Saturday, July 21, 2012

Checks for Understanding

In order to gauge whether or not your students are meeting the objective before you get to the final assessment, it is important to check for understanding along the way.  There are several ways to do this, but here are four of my favorites....

1) White boards are fun and highly interactive.  I use them regularly.  Each student gets a white board and dry erase marker.  They are prompted to respond on their white board.  After the alloted amount of time you've given them to respond is up, you have them hold up their boards so you can see at a glance if they understood or not.  Another variation of that is to have them write on sheet covers.  This is especially helpful if you want them to fill in a template/graphic organizer or complete a process.  The guide goes into the sheet cover and they fill it in with their answers on top of the sheet cover so the answers can be erased and they are able to do multiple problems.  Keeping a seating chart inside a sheet cover handy allows you to mark which students might need more direct support.

2) Physical cues allow you to check in very quickly, just like with the white board.  They can be done in a variety of ways.  For example, thumbs up/thumbs down is a quick check for understanding.  Teach them how to sign the alphabet and they can sign their responses to multiple choice questions.

3) Stop and jot is good way for students to quickly process what they are thinking and give you feedback.  I like to pass out post-its to my students.  They write down a brief answer to a question and I collect them.  I am then able to look them over in a matter of minutes to see where there are gaps in understanding.

4)  Manipulatives are great ways to engage your students while you go around to check for understanding.  Because they are working through problems with tangibles, it is very easy to see whether or not they are following along.  In math there are endless ideas (counting pieces, tangrams, etc.)  In reading I like to have them do word/idea sorts.  I will give them a set of words printed on slips of paper and have them categorize them.  I'll also do this with pro/con debates.  I'll put paragraphs on slips of paper, some for and some against a set topic.  Then they sort them accordingly.
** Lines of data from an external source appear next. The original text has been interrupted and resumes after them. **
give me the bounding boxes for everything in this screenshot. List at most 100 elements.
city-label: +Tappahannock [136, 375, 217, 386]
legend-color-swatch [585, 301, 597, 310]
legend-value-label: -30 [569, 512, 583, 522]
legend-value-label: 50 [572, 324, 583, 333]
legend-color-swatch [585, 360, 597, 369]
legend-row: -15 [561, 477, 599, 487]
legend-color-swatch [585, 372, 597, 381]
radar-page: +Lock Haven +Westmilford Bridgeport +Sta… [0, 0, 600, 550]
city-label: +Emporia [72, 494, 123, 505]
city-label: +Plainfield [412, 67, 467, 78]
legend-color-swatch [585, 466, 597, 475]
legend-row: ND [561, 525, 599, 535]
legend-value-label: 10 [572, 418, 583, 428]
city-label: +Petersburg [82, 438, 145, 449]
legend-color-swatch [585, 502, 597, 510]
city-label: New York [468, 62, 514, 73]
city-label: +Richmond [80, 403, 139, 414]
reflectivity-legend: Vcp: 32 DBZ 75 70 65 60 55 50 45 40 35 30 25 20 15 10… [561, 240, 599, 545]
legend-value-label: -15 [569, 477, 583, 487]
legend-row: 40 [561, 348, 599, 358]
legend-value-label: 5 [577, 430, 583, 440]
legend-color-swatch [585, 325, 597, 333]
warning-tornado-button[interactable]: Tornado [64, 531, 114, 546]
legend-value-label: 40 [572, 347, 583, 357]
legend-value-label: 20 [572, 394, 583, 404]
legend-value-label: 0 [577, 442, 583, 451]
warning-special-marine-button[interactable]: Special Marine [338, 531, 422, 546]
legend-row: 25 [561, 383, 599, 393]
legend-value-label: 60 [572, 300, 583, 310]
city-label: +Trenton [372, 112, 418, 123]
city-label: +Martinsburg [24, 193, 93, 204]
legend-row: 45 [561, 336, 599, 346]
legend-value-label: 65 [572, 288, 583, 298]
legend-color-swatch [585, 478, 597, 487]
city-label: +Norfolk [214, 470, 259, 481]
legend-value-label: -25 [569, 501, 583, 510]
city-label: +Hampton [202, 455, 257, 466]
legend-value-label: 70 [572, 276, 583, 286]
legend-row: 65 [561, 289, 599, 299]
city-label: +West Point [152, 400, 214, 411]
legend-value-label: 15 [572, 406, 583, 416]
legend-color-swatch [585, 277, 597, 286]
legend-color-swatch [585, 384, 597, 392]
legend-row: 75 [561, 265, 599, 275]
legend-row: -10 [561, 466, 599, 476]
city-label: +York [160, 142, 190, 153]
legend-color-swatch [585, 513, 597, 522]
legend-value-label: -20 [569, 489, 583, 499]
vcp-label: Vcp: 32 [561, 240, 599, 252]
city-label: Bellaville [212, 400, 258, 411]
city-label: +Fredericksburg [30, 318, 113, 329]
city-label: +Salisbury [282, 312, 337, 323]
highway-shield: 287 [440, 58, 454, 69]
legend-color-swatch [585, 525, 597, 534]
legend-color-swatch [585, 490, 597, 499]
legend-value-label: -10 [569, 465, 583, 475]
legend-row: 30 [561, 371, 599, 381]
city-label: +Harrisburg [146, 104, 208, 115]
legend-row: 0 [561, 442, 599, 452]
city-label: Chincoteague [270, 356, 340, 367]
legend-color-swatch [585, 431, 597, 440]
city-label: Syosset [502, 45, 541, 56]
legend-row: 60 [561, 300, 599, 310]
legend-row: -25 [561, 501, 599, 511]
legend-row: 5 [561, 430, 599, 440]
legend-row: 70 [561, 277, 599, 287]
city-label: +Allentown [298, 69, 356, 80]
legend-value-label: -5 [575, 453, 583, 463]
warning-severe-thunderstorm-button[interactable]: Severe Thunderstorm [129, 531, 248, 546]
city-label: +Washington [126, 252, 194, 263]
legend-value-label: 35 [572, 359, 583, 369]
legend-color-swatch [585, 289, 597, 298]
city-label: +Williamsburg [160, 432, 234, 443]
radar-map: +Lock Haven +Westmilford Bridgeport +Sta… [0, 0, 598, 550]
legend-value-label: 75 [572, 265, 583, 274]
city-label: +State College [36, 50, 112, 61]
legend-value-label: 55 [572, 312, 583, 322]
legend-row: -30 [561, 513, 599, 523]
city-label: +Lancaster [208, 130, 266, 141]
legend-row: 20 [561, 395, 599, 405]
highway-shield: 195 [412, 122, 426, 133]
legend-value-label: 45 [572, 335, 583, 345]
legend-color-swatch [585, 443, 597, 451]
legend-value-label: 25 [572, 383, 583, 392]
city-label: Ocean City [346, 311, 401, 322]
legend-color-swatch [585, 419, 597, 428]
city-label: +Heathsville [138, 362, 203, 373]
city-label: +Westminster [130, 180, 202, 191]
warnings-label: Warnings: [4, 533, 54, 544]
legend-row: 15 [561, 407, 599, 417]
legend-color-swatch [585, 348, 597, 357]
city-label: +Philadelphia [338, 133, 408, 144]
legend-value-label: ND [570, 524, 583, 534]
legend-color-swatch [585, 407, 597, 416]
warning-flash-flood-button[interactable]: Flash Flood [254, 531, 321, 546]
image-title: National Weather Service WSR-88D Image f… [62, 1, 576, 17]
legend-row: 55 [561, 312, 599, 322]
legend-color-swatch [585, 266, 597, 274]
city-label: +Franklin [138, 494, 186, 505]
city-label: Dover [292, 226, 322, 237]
Checks for understanding are crucial.  If we wait until the end of a lesson or unit to see if our students understand, then we are losing valuable time with the students who are confused.  There is too much ground to cover to go back and re-teach everything the next day or next month.  Being strategic about finding out where there are gaps in understanding is crucial in helping to make sure our students do not fall through the cracks.